Unified theory of Palin
August 10, 2010 1 Comment
Really, I’m not obsessed with Sarah Palin, but I am pretty intrigued by what she represents (in a very negative way) in the current state of our politics. Slate’s Jacob Weisberg has a terrific analysis of her. Some highlights:
But the best Palinisms of all result when the huntress encounters something she wasn’t hunting for—that is, when Sarah Palin comes into contact with most anything to do with domestic, foreign, or economic policy. It is this situation that generates those priceless let me tap-dance and, also, sing for you a little song while you think of a different question moments. One such was the juncture in her mind-boggling 2008 interview when Katie Couric asked Palin to name a Supreme Court decision she disagreed with, other than Roe v. Wade. Surrounded by hostile forces, out of cartridges for her Remington, she bravely held her ground and kept pulling the trigger, to no effect:…
Tina Fey’s caricature of Palin as an unprepared high-school student trying to bluff her way through an oral exam by mugging and flirting hit its mark not merely because of the genius of the mimicry, but because of its fundamentally accurate diagnosis of Palin as bullshit artist. Palin’s exuberant incoherence testifies to an unusually wide gulf between confidence and ability. She is proud of what she doesn’t know and contemptuous of those “experts” and “elitists” who are too knowledgeable to be trusted.
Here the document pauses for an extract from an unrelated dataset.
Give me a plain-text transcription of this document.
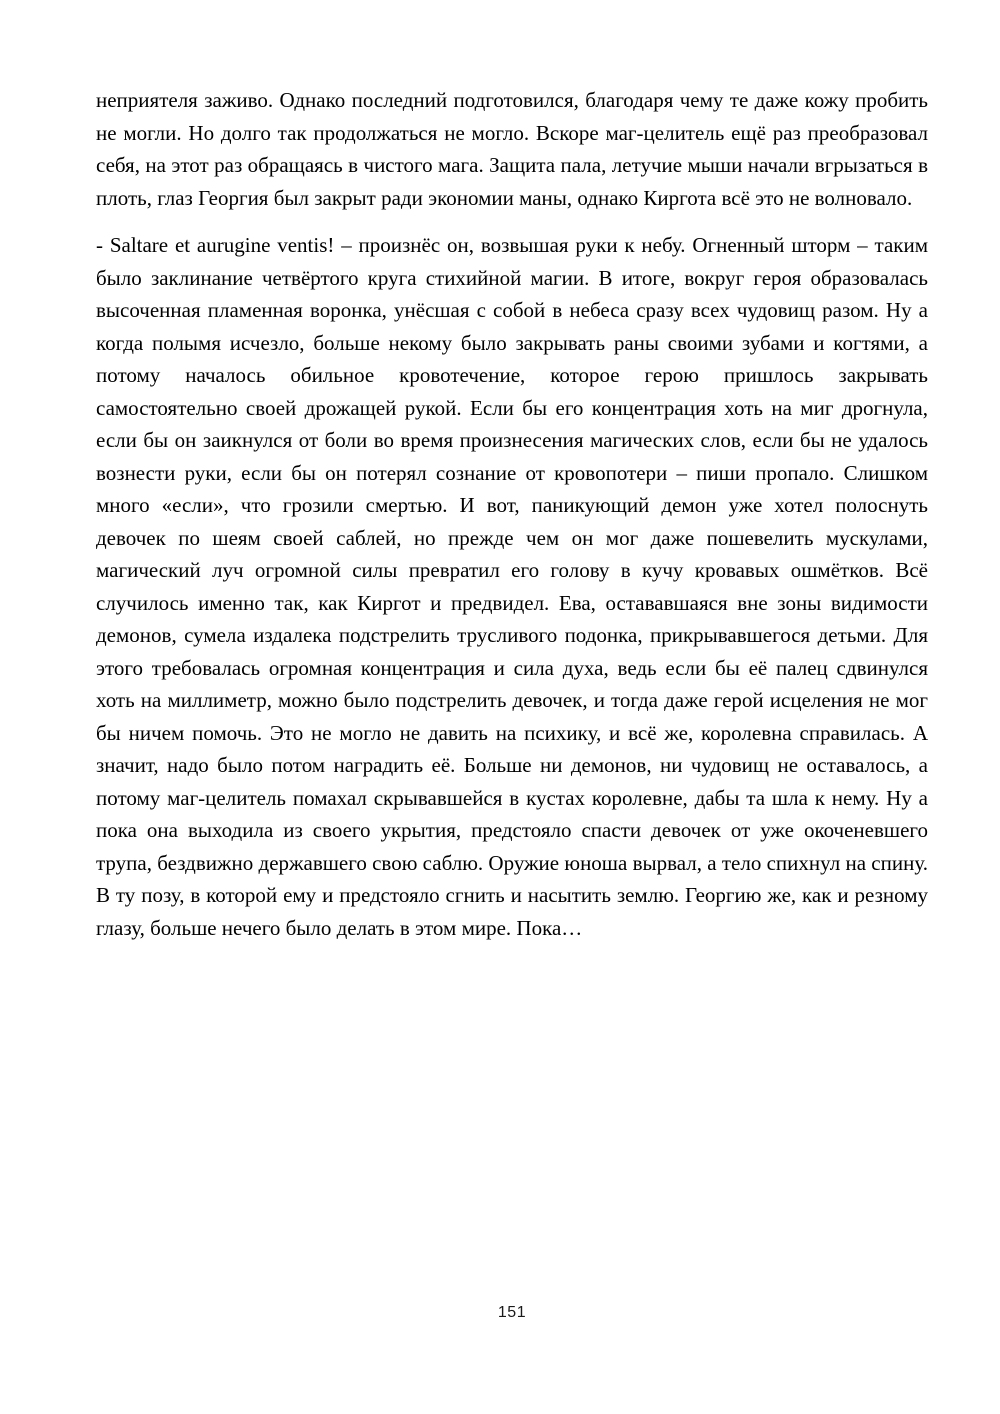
неприятеля заживо. Однако последний подготовился, благодаря чему те даже кожу пробить не могли. Но долго так продолжаться не могло. Вскоре маг-целитель ещё раз преобразовал себя, на этот раз обращаясь в чистого мага. Защита пала, летучие мыши начали вгрызаться в плоть, глаз Георгия был закрыт ради экономии маны, однако Киргота всё это не волновало.

- Saltare et aurugine ventis! – произнёс он, возвышая руки к небу. Огненный шторм – таким было заклинание четвёртого круга стихийной магии. В итоге, вокруг героя образовалась высоченная пламенная воронка, унёсшая с собой в небеса сразу всех чудовищ разом. Ну а когда полымя исчезло, больше некому было закрывать раны своими зубами и когтями, а потому началось обильное кровотечение, которое герою пришлось закрывать самостоятельно своей дрожащей рукой. Если бы его концентрация хоть на миг дрогнула, если бы он заикнулся от боли во время произнесения магических слов, если бы не удалось вознести руки, если бы он потерял сознание от кровопотери – пиши пропало. Слишком много «если», что грозили смертью. И вот, паникующий демон уже хотел полоснуть девочек по шеям своей саблей, но прежде чем он мог даже пошевелить мускулами, магический луч огромной силы превратил его голову в кучу кровавых ошмётков. Всё случилось именно так, как Киргот и предвидел. Ева, остававшаяся вне зоны видимости демонов, сумела издалека подстрелить трусливого подонка, прикрывавшегося детьми. Для этого требовалась огромная концентрация и сила духа, ведь если бы её палец сдвинулся хоть на миллиметр, можно было подстрелить девочек, и тогда даже герой исцеления не мог бы ничем помочь. Это не могло не давить на психику, и всё же, королевна справилась. А значит, надо было потом наградить её. Больше ни демонов, ни чудовищ не оставалось, а потому маг-целитель помахал скрывавшейся в кустах королевне, дабы та шла к нему. Ну а пока она выходила из своего укрытия, предстояло спасти девочек от уже окоченевшего трупа, бездвижно державшего свою саблю. Оружие юноша вырвал, а тело спихнул на спину. В ту позу, в которой ему и предстояло сгнить и насытить землю. Георгию же, как и резному глазу, больше нечего было делать в этом мире. Пока…

151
This curious self-regard echoes through her book, Going Rogue, described by the critic Jonathan Raban as “a four-hundred-page paean to virtuous ignorance.”
The issue is not that Palin, thrust upon the national stage with little warning, still doesn’t know all the details. That’s understandable. The issue is that she rarely appears to have the slightest grasp of what she’s talking about even when she’s supposed to know what she’s talking about.
Sure, being smart clearly isn’t everything in a politician, but the embrace of ignorance by Palin and her supporters is downright depressing.